Following are some especially bad times:
  • The death of a parent, a dog, your best friend, or anybody you feel close to. The human psyche needs to reaffirm its mastery over death, so the impulse not to be alone and sometimes even to mate can be really strong when you’re feeling bereft. Unfortunately, another person can’t act as a human bandage. You need to be able to embrace the sorrow of loss and let it go before you can resume your normal life. Not only can beginning a dating experience with someone before you’ve healed mess up a potentially good situation, but it can slow the healing process as well.
  • You’ve just lost your job. First things first. You need to find another job, not a date. Because both a new date and a new job take time to find and time to get used to, stabilize before you add a complication. Because you won’t starve without a date and you may starve without a job, get the job first. Additionally, getting fired feels lousy, and finding a job feels good. You want to feel stable and healthy, not like somebody’s charity case, before you begin dating.
  • The loss of a place to live. This may seem like a really good excuse to latch onto somebody who has a place to live and a bed and a stable existence, but that n word (need, for those of you not paying attention) has to be a tip-off. Need is not good to put on another soul. I want you. Yes! I love you. Yes! I need you. No, no, no! If you don’t have a place to live, you don’t have a place to take a date, a place to sleep, a place to get phone calls at night —all that’s pretty basic.
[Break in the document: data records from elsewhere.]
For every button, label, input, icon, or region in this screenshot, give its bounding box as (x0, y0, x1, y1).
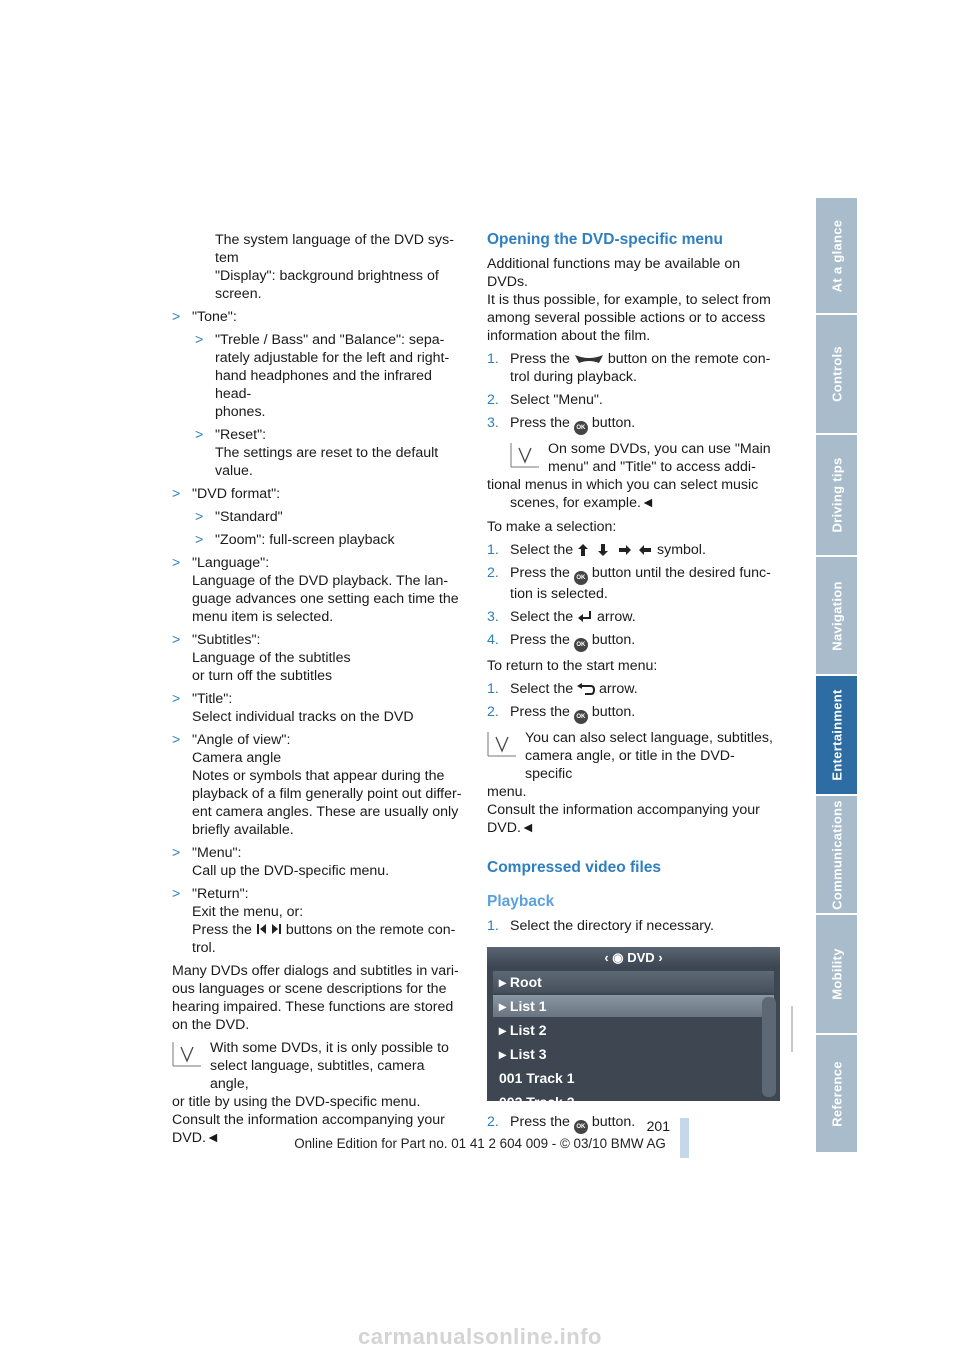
list-item-standard: > "Standard" (195, 509, 283, 525)
return-step-1: 1. Select the arrow. (487, 681, 638, 697)
ok-button-icon: OK (574, 1120, 588, 1134)
screen-row-list1: ▸ List 1 (493, 995, 774, 1017)
end-mark: ◄ (520, 820, 535, 836)
back-arrow-icon (577, 683, 595, 695)
chapter-sidebar (816, 198, 857, 1154)
tab-controls[interactable] (816, 315, 857, 433)
tab-label: Controls (829, 346, 844, 402)
ok-button-icon: OK (574, 571, 588, 585)
tab-label: Entertainment (829, 689, 844, 781)
note-dvd-specific-menu: With some DVDs, it is only possible to select language, subtitles, camera angle, or title by using the DVD-specific menu. Consult the information accompanying your DVD.◄ (172, 1040, 449, 1146)
return-step-2: 2. Press the OK button. (487, 703, 781, 724)
screen-row-track1: 001 Track 1 (499, 1070, 575, 1086)
ok-button-icon: OK (574, 638, 588, 652)
heading-playback: Playback (487, 893, 555, 910)
list-item-subtitles: > "Subtitles": Language of the subtitles or turn off the subtitles (172, 632, 351, 684)
tab-entertainment[interactable] (816, 676, 857, 794)
list-item-title: > "Title": Select individual tracks on the DVD (172, 691, 414, 725)
list-item-return: > "Return": Exit the menu, or: Press the buttons on the remote con- trol. (172, 886, 456, 956)
tab-label: Driving tips (829, 457, 844, 533)
tab-at-a-glance[interactable] (816, 198, 857, 313)
screen-scrollbar (762, 997, 776, 1097)
menu-button-icon (574, 353, 604, 365)
additional-functions-text: Additional functions may be available on DVDs. It is thus possible, for example, to select from among several possible actions or to access information about the film. (487, 256, 771, 344)
left-column (172, 231, 464, 1153)
screen-row-track2: 002 Track 2 (499, 1094, 575, 1110)
disc-icon: ◉ (612, 950, 624, 965)
screen-row-root: ▸ Root (493, 971, 774, 993)
return-start-label: To return to the start menu: (487, 658, 658, 674)
end-mark: ◄ (640, 495, 655, 511)
list-item-menu: > "Menu": Call up the DVD-specific menu. (172, 845, 390, 879)
ok-button-icon: OK (574, 710, 588, 724)
playback-step-1: 1. Select the directory if necessary. (487, 918, 714, 934)
list-item-zoom: > "Zoom": full-screen playback (195, 532, 395, 548)
list-item-tone: > "Tone": (172, 309, 237, 325)
list-item-treble: > "Treble / Bass" and "Balance": sepa- rately adjustable for the left and right- hand headphones and the infrared head- phones. (195, 332, 450, 420)
tab-label: Reference (829, 1060, 844, 1127)
tab-label: Mobility (829, 948, 844, 1000)
tab-communications[interactable] (816, 796, 857, 913)
step-1: 1. Press the button on the remote con- trol during playback. (487, 351, 771, 385)
note-icon (172, 1041, 202, 1067)
image-code-mark (788, 1006, 796, 1052)
note-main-menu: On some DVDs, you can use "Main menu" and "Title" to access addi- tional menus in which you can select music scenes, for example.◄ (487, 441, 771, 511)
playback-step-2: 2. Press the OK button. (487, 1113, 781, 1134)
watermark: carmanualsonline.info (358, 1324, 602, 1349)
step-3: 3. Press the OK button. (487, 414, 781, 435)
tab-label: At a glance (829, 219, 844, 292)
make-selection-label: To make a selection: (487, 519, 617, 535)
ok-button-icon: OK (574, 421, 588, 435)
selection-step-1: 1. Select the symbol. (487, 542, 706, 558)
idrive-screen-image (487, 947, 780, 1110)
direction-arrows-icon (577, 544, 653, 556)
note-icon (510, 442, 540, 468)
tab-reference[interactable] (816, 1035, 857, 1152)
tab-navigation[interactable] (816, 557, 857, 674)
end-mark: ◄ (205, 1130, 220, 1146)
selection-step-4: 4. Press the OK button. (487, 631, 781, 652)
page-number: 201 (646, 1118, 670, 1134)
selection-step-2: 2. Press the OK button until the desired func- tion is selected. (487, 565, 771, 602)
screen-row-list2: ▸ List 2 (499, 1022, 547, 1038)
note-icon (487, 731, 517, 757)
list-item-dvd-format: > "DVD format": (172, 486, 281, 502)
skip-buttons-icon (256, 922, 282, 936)
footer-text: Online Edition for Part no. 01 41 2 604 009 - © 03/10 BMW AG (294, 1136, 666, 1151)
note-language-options: You can also select language, subtitles, camera angle, or title in the DVD-specific menu. Consult the information accompanying your DVD.◄ (487, 730, 773, 836)
heading-opening-dvd-menu: Opening the DVD-specific menu (487, 231, 723, 248)
tab-driving-tips[interactable] (816, 435, 857, 555)
right-column (487, 231, 781, 1139)
step-2: 2. Select "Menu". (487, 392, 603, 408)
list-item-angle: > "Angle of view": Camera angle Notes or symbols that appear during the playback of a film generally point out differ- ent camera angles. These are usually only briefly available. (172, 732, 462, 838)
selection-step-3: 3. Select the arrow. (487, 609, 636, 625)
screen-row-list3: ▸ List 3 (499, 1046, 547, 1062)
screen-title-bar: ‹ ◉ DVD › (487, 947, 780, 969)
list-item-language: > "Language": Language of the DVD playback. The lan- guage advances one setting each time the menu item is selected. (172, 555, 459, 625)
system-language-text: The system language of the DVD sys- tem "Display": background brightness of screen. (215, 232, 454, 302)
tab-mobility[interactable] (816, 915, 857, 1033)
many-dvds-text: Many DVDs offer dialogs and subtitles in vari- ous languages or scene descriptions for the hearing impaired. These functions are stored on the DVD. (172, 963, 459, 1033)
enter-arrow-icon (577, 611, 593, 623)
heading-compressed-video: Compressed video files (487, 859, 662, 876)
list-item-reset: > "Reset": The settings are reset to the default value. (195, 427, 439, 479)
tab-label: Navigation (829, 580, 844, 651)
tab-label: Communications (829, 799, 844, 910)
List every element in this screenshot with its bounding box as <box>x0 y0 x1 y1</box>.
So take care of the basics and then go for it.
  • You’re depressed. There are times when all of us feel lost and alone and out of tune with the Universe. The priority at that moment is to get back in tune, not to find a human teddy bear to keep the monsters at bay. Being depressed doesn’t mean you’re hopeless; it just means that dating is going to tax resources that are stretched pretty thin already. If you’ve been feeling really sad and bummed for more than a week or two; if you can’t eat, sleep, or concentrate; if you cry easily and feel hopeless and tired all the time; and if things that used to make you happy really don’t anymore, the cure isn’t a date — it’s a therapist and medication. No kidding. Those are signs of a serious, but very treatable, illness. However, the prescription isn’t a hug; it’s some important work so you won’t feel like that again.
  • You’ve just broken up with someone. There is a piece of folk wisdom that says if you’ve just been thrown from a horse, the best cure is to get right back on. That may work really well with horses, but don’t even think about applying it to dating situations. If you’ve just broken up with someone, don’t use another person as proof that you’re still lovable. It’s not fair to you, and it’s not fair to the human aspirin you’re using to make your headache go away, at least temporarily. Think of going to your bank and trying to borrow money. If you go in looking all raggedy and dirty and seedy, do you think the bank is going to loan you money? No way. If there isn’t some indication that you’ll be able to pay back the loan, the loan officer may feel sorry for you but won’t loan you money. Relationships are based on surprisingly similar theories. Somebody looking to get involved with you expects to give but also to get something back, and expects you to show a little interest (pardon the rather obvious pun). If you’re getting the idea that misery is not a very good motivation to date, you’re exactly right.